‘Jobbers’ sweep out overstocks

No matter how prescient the merchandiser, every cataloger at some point ends up with overstock. While there are a range of liquidation options, including package inserts, outlet stores, and sale catalogs, more catalogers are turning to liquidators, or “jobbers,” which buy overstock from a variety of merchants, then resell the goods. According to the 1998 Catalog Age Benchmark Report on Operations, 19% of respondents are using liquidators-up 5 percentage points from 1997.

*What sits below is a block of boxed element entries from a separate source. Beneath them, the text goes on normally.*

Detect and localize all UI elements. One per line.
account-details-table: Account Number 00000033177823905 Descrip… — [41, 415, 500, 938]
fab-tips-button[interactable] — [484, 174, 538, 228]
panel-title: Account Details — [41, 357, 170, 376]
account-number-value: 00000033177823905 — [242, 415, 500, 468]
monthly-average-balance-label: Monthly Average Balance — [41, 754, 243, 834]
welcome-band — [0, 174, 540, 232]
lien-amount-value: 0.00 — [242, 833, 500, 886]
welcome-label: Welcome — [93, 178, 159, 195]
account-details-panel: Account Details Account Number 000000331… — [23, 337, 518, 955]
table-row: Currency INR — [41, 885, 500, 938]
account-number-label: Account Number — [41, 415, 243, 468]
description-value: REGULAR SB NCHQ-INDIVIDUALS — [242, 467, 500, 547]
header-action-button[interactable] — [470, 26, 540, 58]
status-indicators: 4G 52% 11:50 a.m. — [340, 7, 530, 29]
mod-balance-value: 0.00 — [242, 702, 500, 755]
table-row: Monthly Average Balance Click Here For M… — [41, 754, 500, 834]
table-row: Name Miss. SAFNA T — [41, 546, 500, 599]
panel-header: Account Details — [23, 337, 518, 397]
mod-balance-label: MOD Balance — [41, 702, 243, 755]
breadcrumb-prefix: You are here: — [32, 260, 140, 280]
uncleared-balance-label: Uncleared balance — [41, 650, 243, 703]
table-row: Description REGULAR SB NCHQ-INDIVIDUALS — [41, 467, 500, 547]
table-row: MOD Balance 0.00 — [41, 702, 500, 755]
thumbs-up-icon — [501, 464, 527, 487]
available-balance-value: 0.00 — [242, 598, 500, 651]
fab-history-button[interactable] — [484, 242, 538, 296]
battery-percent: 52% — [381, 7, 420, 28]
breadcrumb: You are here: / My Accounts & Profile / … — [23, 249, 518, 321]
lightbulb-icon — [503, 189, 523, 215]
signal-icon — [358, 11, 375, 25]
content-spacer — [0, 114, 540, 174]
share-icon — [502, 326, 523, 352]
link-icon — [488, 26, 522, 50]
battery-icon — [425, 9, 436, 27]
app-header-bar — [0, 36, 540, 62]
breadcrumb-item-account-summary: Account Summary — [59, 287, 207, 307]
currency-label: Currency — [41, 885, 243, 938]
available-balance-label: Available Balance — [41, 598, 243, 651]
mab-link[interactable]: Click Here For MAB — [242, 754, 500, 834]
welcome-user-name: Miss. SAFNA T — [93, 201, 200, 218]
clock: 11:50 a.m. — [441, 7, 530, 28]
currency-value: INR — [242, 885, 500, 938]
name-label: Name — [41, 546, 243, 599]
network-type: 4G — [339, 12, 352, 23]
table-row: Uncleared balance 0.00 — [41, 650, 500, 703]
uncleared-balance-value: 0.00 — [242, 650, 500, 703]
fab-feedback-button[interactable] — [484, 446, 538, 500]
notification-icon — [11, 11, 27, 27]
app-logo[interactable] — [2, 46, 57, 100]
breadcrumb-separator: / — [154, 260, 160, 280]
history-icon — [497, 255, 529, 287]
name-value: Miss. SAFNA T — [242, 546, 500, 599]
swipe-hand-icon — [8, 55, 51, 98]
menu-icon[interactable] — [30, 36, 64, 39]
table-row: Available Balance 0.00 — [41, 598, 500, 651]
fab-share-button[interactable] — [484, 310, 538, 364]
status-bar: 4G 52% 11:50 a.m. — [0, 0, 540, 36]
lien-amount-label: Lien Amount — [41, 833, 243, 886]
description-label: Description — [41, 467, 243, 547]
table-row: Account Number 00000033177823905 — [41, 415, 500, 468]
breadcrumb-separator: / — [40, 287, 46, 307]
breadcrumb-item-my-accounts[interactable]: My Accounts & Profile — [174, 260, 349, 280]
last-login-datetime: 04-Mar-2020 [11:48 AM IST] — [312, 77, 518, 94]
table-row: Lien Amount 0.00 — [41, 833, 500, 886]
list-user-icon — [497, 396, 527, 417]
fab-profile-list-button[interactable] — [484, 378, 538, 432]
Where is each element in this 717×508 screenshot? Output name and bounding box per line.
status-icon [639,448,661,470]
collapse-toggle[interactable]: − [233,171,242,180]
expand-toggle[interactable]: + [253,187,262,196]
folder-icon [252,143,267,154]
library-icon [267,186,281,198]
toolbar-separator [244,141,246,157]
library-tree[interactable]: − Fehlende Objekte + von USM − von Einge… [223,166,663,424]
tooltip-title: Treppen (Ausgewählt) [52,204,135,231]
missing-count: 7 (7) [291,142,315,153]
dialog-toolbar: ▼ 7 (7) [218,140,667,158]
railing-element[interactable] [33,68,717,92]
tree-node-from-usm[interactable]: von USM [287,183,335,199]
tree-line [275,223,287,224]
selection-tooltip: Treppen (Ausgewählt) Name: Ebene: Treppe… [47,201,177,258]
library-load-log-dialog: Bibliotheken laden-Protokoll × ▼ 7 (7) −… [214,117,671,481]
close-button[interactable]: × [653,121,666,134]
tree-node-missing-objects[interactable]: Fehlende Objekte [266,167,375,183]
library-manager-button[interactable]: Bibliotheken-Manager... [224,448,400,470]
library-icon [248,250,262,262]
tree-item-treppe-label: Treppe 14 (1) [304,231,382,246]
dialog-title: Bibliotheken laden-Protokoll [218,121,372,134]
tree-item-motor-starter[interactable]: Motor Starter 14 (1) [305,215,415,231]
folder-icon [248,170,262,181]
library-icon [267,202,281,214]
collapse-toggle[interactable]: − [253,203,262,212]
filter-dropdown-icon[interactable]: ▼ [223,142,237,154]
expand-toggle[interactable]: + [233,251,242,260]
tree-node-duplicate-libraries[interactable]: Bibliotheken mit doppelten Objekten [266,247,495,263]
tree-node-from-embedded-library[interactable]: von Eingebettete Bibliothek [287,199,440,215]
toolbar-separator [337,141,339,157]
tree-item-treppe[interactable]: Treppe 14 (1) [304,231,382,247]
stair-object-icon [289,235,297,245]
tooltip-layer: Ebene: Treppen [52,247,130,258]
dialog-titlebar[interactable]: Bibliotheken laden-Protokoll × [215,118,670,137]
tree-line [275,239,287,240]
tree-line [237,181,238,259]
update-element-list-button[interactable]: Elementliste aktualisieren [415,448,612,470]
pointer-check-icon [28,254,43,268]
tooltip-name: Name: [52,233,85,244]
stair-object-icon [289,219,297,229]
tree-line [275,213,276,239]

Although catalogers recover only 15-20 cents on the dollar via liquidators vs. 45-50 cents with package inserts and sale catalogs, payment from liquidators is much faster, experts say. Brooklyn, NY-based jobber Marimex Trading, for instance, buys merchandise outright from catalogers such as Spiegel, says Marimex president Leon Marcovich, and then resells it to stores or exports it overseas. For his part, Jim Davis, vice president of Santa Barbara, CA-based apparel book The Territory Ahead, arranged with liquidator Apparel Design Zone to be paid for merchandise within five business days after handing it off. With sale catalogs or inserts, the payoff can take weeks.

“It’s a solid avenue for cost recovery,” agrees Sean Linn, former vice president of inventory management and manufacturing for now-defunct cataloger Fulcrum Direct. The children’s apparel cataloger turned to a liquidator after filing for bankruptcy in July 1998.

Using liquidators has other advantages, proponents claim. For instance, selling to liquidators is “invisible” to customers, unlike the sale book option. Catalogers that rely on sale books can dilute their brand by promoting bargain prices to customers who have paid full price, or they may even “train” customers to wait for the discount book rather than to order from the regular-price catalog.

And outlet stores have a smaller payoff than liquidators. Linn says that a cataloger’s typical recovery rate from a retail outlet is 10%-about half that of a liquidator. “Places like Marshall’s want quantity, and most catalogers don’t have that quantity to liquidate,” says Joan Litle, of Chelmsford, MA, consultancy The Catalog Connection. Consequently, they can’t negotiate the higher rates that liquidators, with their masses of product from numerous catalogers, can.

Indeed, Karen Hughes, inventory manager at Chicago-based apparel cataloger Barrie Pace, says liquidators are a good source when “you’re down to those last 30-40 units of apparel that you just can’t move. Rather than storing the merchandise in a warehouse, we turn to a liquidator.”